A few years ago I kept seeing ads for a medicine called Truvada for PrEP that helps prevent the spread of HIV through sex. Amazing! I even wrote an article about it! Now, several years later, another option is on the market called Descovy for PrEP.
What is PrEP?
PrEP stands for pre-exposure prophylaxis, and is a once daily pill taken to help lower the risk of getting HIV through sex. HIV is NOT the same thing as AIDs. HIV is a virus that takes over cells in the body of an infected person and weakens the immune system, making it impossible for the virus to get cleared out of the infected person. HIV can be spread through certain bodily fluids such as blood, semen, pre-seminal fluid or pre-cum, rectal fluids, vaginal fluids, and breast milk. People can become infected with HIV by sharing a needle or having unprotected sex with someone who is infected with HIV.
AIDS is the final stage of HIV. A person is diagnosed with AIDS if or when their immune system is no longer working the way it should. HIV turns into AIDS if the virus is untreated and weakens the immune system over time.\
How does Descovy work with PrEP?
Someone who is HIV negative, but has a partner who is HIV positive would be a great candidate for Descovy, because it prevents the spread of HIV through sex. Descovy works almost exactly as Truvada does, however, there is one main difference in the medications. Descovy is not for people assigned female at birth, as no clinical trials have been done on these participants. Truvada trials have been done on people assigned female at birth, however, you should consult your doctor before becoming pregnant or breastfeeding while on Truvada, as HIV can be spread through breast milk. But back to Descovy!

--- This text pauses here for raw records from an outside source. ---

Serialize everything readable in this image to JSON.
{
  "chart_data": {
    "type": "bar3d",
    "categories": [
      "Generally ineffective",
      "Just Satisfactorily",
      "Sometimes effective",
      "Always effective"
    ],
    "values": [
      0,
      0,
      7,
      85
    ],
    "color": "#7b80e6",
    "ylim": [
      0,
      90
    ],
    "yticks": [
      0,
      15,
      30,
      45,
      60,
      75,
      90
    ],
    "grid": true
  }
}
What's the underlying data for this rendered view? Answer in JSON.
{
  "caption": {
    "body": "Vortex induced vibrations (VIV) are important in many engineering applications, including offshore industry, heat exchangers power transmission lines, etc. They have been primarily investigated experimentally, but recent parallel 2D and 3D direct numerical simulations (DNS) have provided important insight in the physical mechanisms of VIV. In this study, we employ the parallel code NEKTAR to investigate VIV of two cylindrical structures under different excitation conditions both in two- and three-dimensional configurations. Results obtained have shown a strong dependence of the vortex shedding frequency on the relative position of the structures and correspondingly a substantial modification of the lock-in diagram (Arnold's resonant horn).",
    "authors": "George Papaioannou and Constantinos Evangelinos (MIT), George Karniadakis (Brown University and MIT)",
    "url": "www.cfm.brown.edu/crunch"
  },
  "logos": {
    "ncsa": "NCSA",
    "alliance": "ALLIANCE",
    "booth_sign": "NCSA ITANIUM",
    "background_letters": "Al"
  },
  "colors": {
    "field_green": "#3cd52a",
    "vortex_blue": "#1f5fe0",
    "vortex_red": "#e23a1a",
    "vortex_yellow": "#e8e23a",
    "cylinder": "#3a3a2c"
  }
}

Before taking Descovy, you must receive a negative HIV test. Once you start taking your prescription, it is recommended to get tested about every three months for STDs, including HIV. Other STDs can make you more likely to contract HIV, so regular testing along with taking PrEP regularly is the way to go. Descovy lowers the chance of getting HIV through sex, however, it doesn’t prevent any other STDs, again making those regular tests oh so important. If you take Descovy and have a monogamous partner who also knows their STD status, you likely wouldn’t need to be tested as often.

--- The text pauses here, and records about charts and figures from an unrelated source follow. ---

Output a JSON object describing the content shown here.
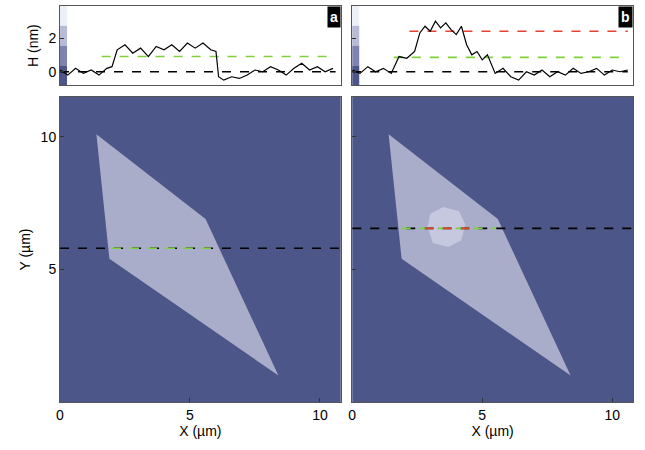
{
  "chart_data": [
    {
      "type": "line",
      "annotations": [
        "a"
      ],
      "y_label": "H (nm)",
      "xlim": [
        0,
        10.8
      ],
      "ylim": [
        -0.8,
        3.9
      ],
      "yticks": [
        0,
        2
      ],
      "tick_labels": "y",
      "series": [
        {
          "color": "#000000",
          "line_style": "dashed",
          "x": [
            0,
            10.6
          ],
          "values": [
            0,
            0
          ]
        },
        {
          "color": "#7fd13b",
          "line_style": "dashed",
          "x": [
            1.6,
            10.6
          ],
          "values": [
            0.9,
            0.9
          ]
        },
        {
          "color": "#000000",
          "line_style": "solid",
          "x": [
            0,
            0.3,
            0.6,
            0.9,
            1.2,
            1.5,
            1.8,
            2.0,
            2.2,
            2.5,
            2.8,
            3.1,
            3.4,
            3.7,
            4.0,
            4.3,
            4.6,
            4.9,
            5.2,
            5.5,
            5.8,
            6.0,
            6.1,
            6.3,
            6.6,
            6.9,
            7.2,
            7.5,
            7.8,
            8.1,
            8.4,
            8.7,
            9.0,
            9.3,
            9.6,
            9.9,
            10.2,
            10.5
          ],
          "values": [
            0.1,
            -0.2,
            0.2,
            -0.1,
            0.1,
            -0.2,
            0.2,
            0.3,
            1.3,
            1.6,
            1.1,
            1.4,
            0.9,
            1.5,
            1.3,
            1.6,
            1.2,
            1.7,
            1.4,
            1.7,
            1.3,
            1.2,
            -0.3,
            -0.5,
            -0.3,
            -0.4,
            -0.2,
            0.1,
            0.0,
            0.3,
            0.1,
            -0.2,
            0.2,
            0.5,
            0.1,
            0.3,
            0.0,
            0.2
          ]
        }
      ]
    },
    {
      "type": "image",
      "x_label": "X (µm)",
      "y_label": "Y (µm)",
      "color": "#4c5688",
      "xlim": [
        0,
        10.8
      ],
      "ylim": [
        0,
        11.5
      ],
      "xticks": [
        0,
        5,
        10
      ],
      "yticks": [
        5,
        10
      ],
      "series": [
        {
          "type": "fill",
          "color": "#a9adc9",
          "x": [
            1.4,
            5.6,
            8.4,
            1.9
          ],
          "values": [
            10.1,
            6.9,
            1.0,
            5.4
          ]
        },
        {
          "color": "#000000",
          "line_style": "dashed",
          "x": [
            0,
            10.8
          ],
          "values": [
            5.8,
            5.8
          ]
        },
        {
          "color": "#7fd13b",
          "line_style": "dashed",
          "x": [
            2.0,
            5.9
          ],
          "values": [
            5.8,
            5.8
          ]
        }
      ]
    },
    {
      "type": "line",
      "annotations": [
        "b"
      ],
      "xlim": [
        0,
        10.8
      ],
      "ylim": [
        -0.8,
        3.9
      ],
      "yticks": [
        0,
        2
      ],
      "tick_labels": false,
      "series": [
        {
          "color": "#000000",
          "line_style": "dashed",
          "x": [
            0,
            10.6
          ],
          "values": [
            0,
            0
          ]
        },
        {
          "color": "#7fd13b",
          "line_style": "dashed",
          "x": [
            1.6,
            10.6
          ],
          "values": [
            0.85,
            0.85
          ]
        },
        {
          "color": "#e8412c",
          "line_style": "dashed",
          "x": [
            2.2,
            10.6
          ],
          "values": [
            2.4,
            2.4
          ]
        },
        {
          "color": "#000000",
          "line_style": "solid",
          "x": [
            0,
            0.3,
            0.6,
            0.9,
            1.2,
            1.5,
            1.8,
            2.1,
            2.4,
            2.6,
            2.8,
            3.0,
            3.2,
            3.4,
            3.6,
            3.8,
            4.0,
            4.2,
            4.4,
            4.6,
            4.8,
            5.0,
            5.2,
            5.5,
            5.8,
            6.1,
            6.4,
            6.7,
            7.0,
            7.3,
            7.6,
            7.9,
            8.2,
            8.5,
            8.8,
            9.1,
            9.4,
            9.7,
            10.0,
            10.3,
            10.6
          ],
          "values": [
            0.1,
            -0.1,
            0.3,
            0.0,
            0.2,
            -0.1,
            0.9,
            0.8,
            1.2,
            2.3,
            2.7,
            2.4,
            3.0,
            2.6,
            2.9,
            2.5,
            2.2,
            2.7,
            1.6,
            1.0,
            1.2,
            0.7,
            1.0,
            -0.1,
            0.2,
            -0.3,
            -0.5,
            0.0,
            -0.2,
            0.1,
            -0.3,
            0.0,
            -0.2,
            0.2,
            -0.1,
            0.0,
            0.2,
            -0.2,
            0.1,
            0.0,
            0.1
          ]
        }
      ]
    },
    {
      "type": "image",
      "x_label": "X (µm)",
      "color": "#4c5688",
      "xlim": [
        0,
        10.8
      ],
      "ylim": [
        0,
        11.5
      ],
      "xticks": [
        0,
        5,
        10
      ],
      "yticks": [
        5,
        10
      ],
      "tick_labels": "x",
      "series": [
        {
          "type": "fill",
          "color": "#a9adc9",
          "x": [
            1.4,
            5.6,
            8.4,
            1.9
          ],
          "values": [
            10.1,
            6.9,
            1.0,
            5.4
          ]
        },
        {
          "type": "fill",
          "color": "#c5c8df",
          "x": [
            2.9,
            3.0,
            3.5,
            4.1,
            4.35,
            4.2,
            3.7,
            3.1
          ],
          "values": [
            6.6,
            7.1,
            7.35,
            7.2,
            6.7,
            6.1,
            5.85,
            6.0
          ]
        },
        {
          "color": "#000000",
          "line_style": "dashed",
          "x": [
            0,
            10.8
          ],
          "values": [
            6.55,
            6.55
          ]
        },
        {
          "color": "#7fd13b",
          "line_style": "dashed",
          "x": [
            1.9,
            5.5
          ],
          "values": [
            6.55,
            6.55
          ]
        },
        {
          "color": "#e8412c",
          "line_style": "dashed",
          "x": [
            2.8,
            4.5
          ],
          "values": [
            6.55,
            6.55
          ]
        }
      ]
    }
  ]
}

What are the side effects of Descovy?
When used correctly in a clinical trial, 99.7% of participants stayed HIV negative. Heck yeah! As with any medication, there are some potential side effects. The side effects for Descovy and Truvada are nearly identical. Side effects for Descovy include the possibility of worsening Hepatitis B, so be sure to tell your health care provider all of your current medications and health status before starting Descovy. Side effects also include potential kidney problems, too much lactic acid in your blood, as well as liver problems. More mild side effects include nausea or headache.
The Descovy website has a bunch of detailed information on how to find a healthcare provider to help you determine if Descovy is right for you, as well as ways to stay on top of your daily pill intake, including a daily pill tracker to help you never miss a dose. There is also information on the cost and coverage for Descovy on their website.
Having more options for PrEP medications and HIV prevention through sex is huge and exciting! Again, Descovy is not for people assigned female at birth, but it’s a great option for other people at risk of being exposed to HIV. If you think Descovy is a good option for you or your partner(s), visit their website to find a recommended healthcare provider.